There are currently 1,213 comments waiting in my cue for the various posts in this blog. I probably need to install some sort of spam-blocking system….
I have noticed a couple of things about this spam over the past few years. Most importantly, they have gotten significantly better. A couple years ago when I would get spam comments they would basically consist in nonsense. However, now they are more varied and elaborate, with attached names and email addresses that would look roughly legitimate to any sort of spam blocker. They have also become more frequent. Several years ago I would get only several spam messages a month, but now I get several in a day. And it isn’t as if this blog has gained any more exposure. One still must essentially google me to find it.
All this is unfortunate and sometimes prevents me from noticing comments that are from real people. Because I usually get no real comments but many spam ones in a day, I tend to ignore or forget about comments entirely. This is a symptom of the broader problem of the pollution of the internet. There are far more people with unscrupulous motives, along with their bots, prowling the internet.

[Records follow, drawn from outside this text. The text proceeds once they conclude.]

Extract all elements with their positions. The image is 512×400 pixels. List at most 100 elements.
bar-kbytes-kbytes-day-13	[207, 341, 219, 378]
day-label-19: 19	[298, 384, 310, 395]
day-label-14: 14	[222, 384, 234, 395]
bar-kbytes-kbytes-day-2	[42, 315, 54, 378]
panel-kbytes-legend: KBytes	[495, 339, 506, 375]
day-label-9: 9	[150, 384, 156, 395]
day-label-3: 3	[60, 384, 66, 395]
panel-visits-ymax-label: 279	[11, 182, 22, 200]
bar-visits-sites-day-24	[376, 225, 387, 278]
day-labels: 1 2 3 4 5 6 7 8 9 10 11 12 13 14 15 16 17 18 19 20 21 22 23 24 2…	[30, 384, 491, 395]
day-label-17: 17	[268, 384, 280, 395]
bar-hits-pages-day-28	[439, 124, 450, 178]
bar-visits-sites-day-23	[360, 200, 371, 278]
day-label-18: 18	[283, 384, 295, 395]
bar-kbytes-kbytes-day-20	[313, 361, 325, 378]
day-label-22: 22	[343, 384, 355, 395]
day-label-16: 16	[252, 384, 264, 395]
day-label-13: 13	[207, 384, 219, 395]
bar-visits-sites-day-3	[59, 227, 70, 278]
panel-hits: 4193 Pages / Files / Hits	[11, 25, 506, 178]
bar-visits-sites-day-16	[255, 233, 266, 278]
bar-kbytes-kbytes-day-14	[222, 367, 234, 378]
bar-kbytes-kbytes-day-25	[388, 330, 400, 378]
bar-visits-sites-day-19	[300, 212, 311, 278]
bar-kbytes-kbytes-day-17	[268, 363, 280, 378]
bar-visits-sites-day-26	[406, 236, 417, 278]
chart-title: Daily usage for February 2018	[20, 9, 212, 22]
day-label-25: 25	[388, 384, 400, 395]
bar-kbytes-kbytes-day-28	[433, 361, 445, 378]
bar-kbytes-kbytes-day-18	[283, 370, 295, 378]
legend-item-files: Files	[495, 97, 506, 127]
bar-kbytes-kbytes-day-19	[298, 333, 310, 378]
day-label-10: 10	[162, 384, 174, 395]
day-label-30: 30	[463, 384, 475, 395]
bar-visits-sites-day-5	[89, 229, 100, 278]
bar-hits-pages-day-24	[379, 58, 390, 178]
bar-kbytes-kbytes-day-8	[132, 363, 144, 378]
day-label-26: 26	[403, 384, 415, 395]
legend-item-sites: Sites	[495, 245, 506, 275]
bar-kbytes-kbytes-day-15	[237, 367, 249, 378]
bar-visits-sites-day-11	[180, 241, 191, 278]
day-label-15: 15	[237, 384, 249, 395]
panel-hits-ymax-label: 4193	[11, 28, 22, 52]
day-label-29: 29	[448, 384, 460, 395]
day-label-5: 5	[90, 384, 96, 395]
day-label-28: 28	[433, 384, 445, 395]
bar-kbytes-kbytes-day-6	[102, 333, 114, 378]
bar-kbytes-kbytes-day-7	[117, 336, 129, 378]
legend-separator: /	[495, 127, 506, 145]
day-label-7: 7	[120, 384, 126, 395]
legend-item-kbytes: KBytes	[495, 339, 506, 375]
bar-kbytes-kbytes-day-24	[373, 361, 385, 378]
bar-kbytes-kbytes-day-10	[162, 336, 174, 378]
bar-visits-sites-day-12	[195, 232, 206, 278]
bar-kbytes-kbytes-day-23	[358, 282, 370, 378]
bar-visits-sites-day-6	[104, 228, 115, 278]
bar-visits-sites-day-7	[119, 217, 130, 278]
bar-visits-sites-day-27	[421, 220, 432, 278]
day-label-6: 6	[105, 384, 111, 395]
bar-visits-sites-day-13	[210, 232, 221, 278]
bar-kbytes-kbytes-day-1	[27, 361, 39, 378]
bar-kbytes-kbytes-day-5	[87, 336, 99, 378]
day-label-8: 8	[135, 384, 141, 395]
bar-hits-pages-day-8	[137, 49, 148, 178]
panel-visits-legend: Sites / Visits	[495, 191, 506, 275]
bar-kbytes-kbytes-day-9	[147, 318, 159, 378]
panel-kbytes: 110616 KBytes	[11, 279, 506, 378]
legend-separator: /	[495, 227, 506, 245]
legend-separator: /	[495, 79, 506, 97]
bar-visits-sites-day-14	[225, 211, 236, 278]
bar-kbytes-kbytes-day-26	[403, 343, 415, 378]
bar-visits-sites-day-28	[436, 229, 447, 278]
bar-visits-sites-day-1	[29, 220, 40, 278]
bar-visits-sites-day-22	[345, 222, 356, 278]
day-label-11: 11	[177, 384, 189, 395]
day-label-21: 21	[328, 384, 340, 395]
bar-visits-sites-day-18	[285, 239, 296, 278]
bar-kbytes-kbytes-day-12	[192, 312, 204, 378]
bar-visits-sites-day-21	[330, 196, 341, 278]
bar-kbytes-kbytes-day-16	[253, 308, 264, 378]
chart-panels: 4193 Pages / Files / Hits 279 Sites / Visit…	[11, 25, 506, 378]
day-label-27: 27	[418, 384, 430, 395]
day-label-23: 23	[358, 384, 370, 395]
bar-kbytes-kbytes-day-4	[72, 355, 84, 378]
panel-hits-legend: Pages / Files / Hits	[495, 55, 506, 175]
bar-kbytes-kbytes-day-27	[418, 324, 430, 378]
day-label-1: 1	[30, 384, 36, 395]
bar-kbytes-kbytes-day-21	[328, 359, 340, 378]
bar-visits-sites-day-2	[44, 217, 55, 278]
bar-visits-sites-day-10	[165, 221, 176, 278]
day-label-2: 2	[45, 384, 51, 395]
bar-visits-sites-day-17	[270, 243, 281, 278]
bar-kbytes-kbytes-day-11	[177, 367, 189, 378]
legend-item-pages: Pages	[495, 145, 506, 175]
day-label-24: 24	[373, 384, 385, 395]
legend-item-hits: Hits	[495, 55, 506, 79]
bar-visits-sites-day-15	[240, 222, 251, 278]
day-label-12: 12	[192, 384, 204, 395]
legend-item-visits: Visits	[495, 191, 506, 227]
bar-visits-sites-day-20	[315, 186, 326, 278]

Certainly the internet used to be far more wild in other respects. As the internet has become more exposed to the public there is less expectation of anonymity. Many people (myself included) used to have entirely public blogs and internet sites in which we disclosed much and did little to hide our identities. However, those sites were largely hidden from the wider world; they were hard to find and only strangers and our friends (when told about them) ever stumbled upon them. It was difficult to connect the internet site to a particular person in the real world even when there might be personal details in the writing. And there was less risk of an employer looking a person up on the internet and being able to find all kinds of private musings. Now most people are much more careful.
The privacy of the old wild internet has been replaced by something a bit trashier and nefarious. Though 15 years ago the internet was far less controlled by corporations and governments than it is today this has not prevented criminals and others who wish to do us harm from moving in. Something has certainly been lost.